Showing posts with label gatekeepers. Show all posts
Showing posts with label gatekeepers. Show all posts

Wednesday, April 1, 2015

What About Self Publishing?

by Janis Susan May/Janis Patterson

On one of my loops there has been for some time a very spirited discussion about self-publishing – some correspondents are very outspoken that it should just ‘go away and let real publishing take over again.’ Some admit to being confused or uninformed. Some – including me – are quite vocal that self pubbing is not only here to stay, but that it should be. Because I feel so strongly about this, I have taken my response to this somewhat contentious thread and put it here.

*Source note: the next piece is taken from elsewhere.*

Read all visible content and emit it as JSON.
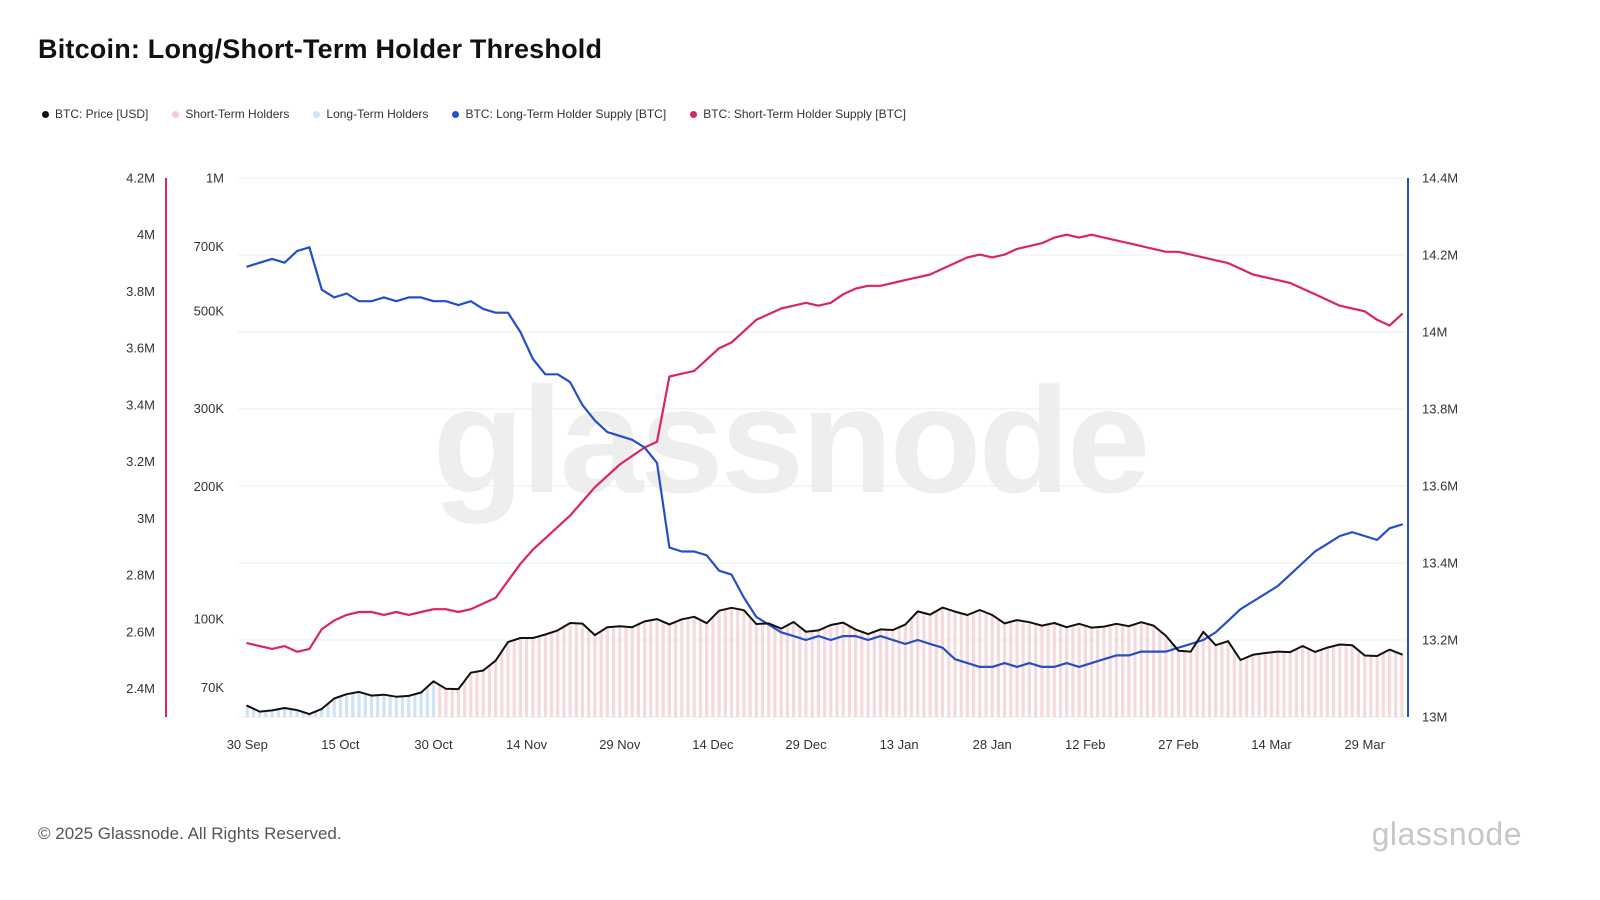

For all those who think that ‘self publishing should just go away and let real publishing take over again’ I ask... Why? Self publishing IS real publishing, with the added benefits of freedom and due rewards for the writer. It gets the story from the writer's mind into the reader's hand, and that's the rock-bottom basis of publishing. For centuries writers have been treated as at best the red-headed-stepchildren of the publishing industry, at worst nothing more than a necessary evil. While there are the mega-bestsellers who receive fantastic amounts, the majority of writers are paid least and last, which is egregiously illogical as without them the publishing industry would not exist. Trad publishers are notorious for keeping authors in the dark about sales figures and give them little or no input into covers, marketing (when any marketing is done at all) and basically tell writers "Give us the books we will accept, allow us to shape them, take what we give you without any questions and go away."

Self publishing has changed all that. The author is now in charge and is finally getting paid in proportion to their contribution. It's more work for them, but the rewards are worth it. Is there dreck in self-publishing? Of course. Freedom is always messy, but that's no reason to condemn a new process when there are so many benefits. Self-publishing is the essence of freedom - let the market, ie the reader, decide what they want.

If self pubbing were not good for the writer, why would so many trad pubbed writers be switching? They want commensurate rewards for their work. They want control. They want to know what is happening and be able to try new things. In return, every real writer I know puts more care into their self pubbed books than most traditional publishers. Check a trad pubbed book (especially one of the Big 5) against a professional writer's self pubbed one. I’ll bet you there are more mistakes - typo, formatting, etc. - in the trad pubbed. The professional self pubbing writers I know hire editors, formatters and artists, many of whom have quit the big houses and gone into freelancing. They too want to make more money. And what is wrong with that?

Should everyone self publish? Obviously not. But - ! Every writer should have the freedom to choose whether they want to self publish or not.

Self pubbing is also good for the reader. Self pubbing gives readers the freedom to choose what kind of books they want. Niche publishing flourishes with self pubbing. Specialized stories or cross-genre books, each pulling too small an audience to interest the big boys are now available. Readers can now choose the specific type of stories they want to read and not be forced to choose from just what is profitable for the trad publishers or acceptable to their gatekeepers. The reader is now in control, just as is the writer.

It's too late to put things back the way they were, even if the trad houses were suddenly to wise up and do everything right. The genie is out of the bottle. If Amazon - the 600 lb gorilla of self-publishing - were to decide to stop putting out books for self pubbed authors or to change their payment schedules some other profit-minded entrepreneur would step in.

And what about the dreck, the garbage books? There have always been garbage books, even under the big trad pubbing umbrella. Yes, there are more now, but that will pass. Millions of people have always thought they could write a book better than the one they're reading, and a very few of them were right. Many try and most never even finish their manuscript. Of those who do many go right on to publication, ready or not. In the old days pre-self pubbing, these tyros were mainly caught by the gatekeepers. They either quit writing or learned to write well - and to conform to the Procrustean bed of the trad pubbers. Now they can string together as many words as they like, call it a book, put it out and then be shocked when it doesn't bring them instant success and fortune. Then they either quit writing or buckle down and learn to write.


Is the system perfect? No, of course not. No system ever is, but with the option of self pubbing, the new gatekeepers are the writers and the readers themselves. And that's the way it should be.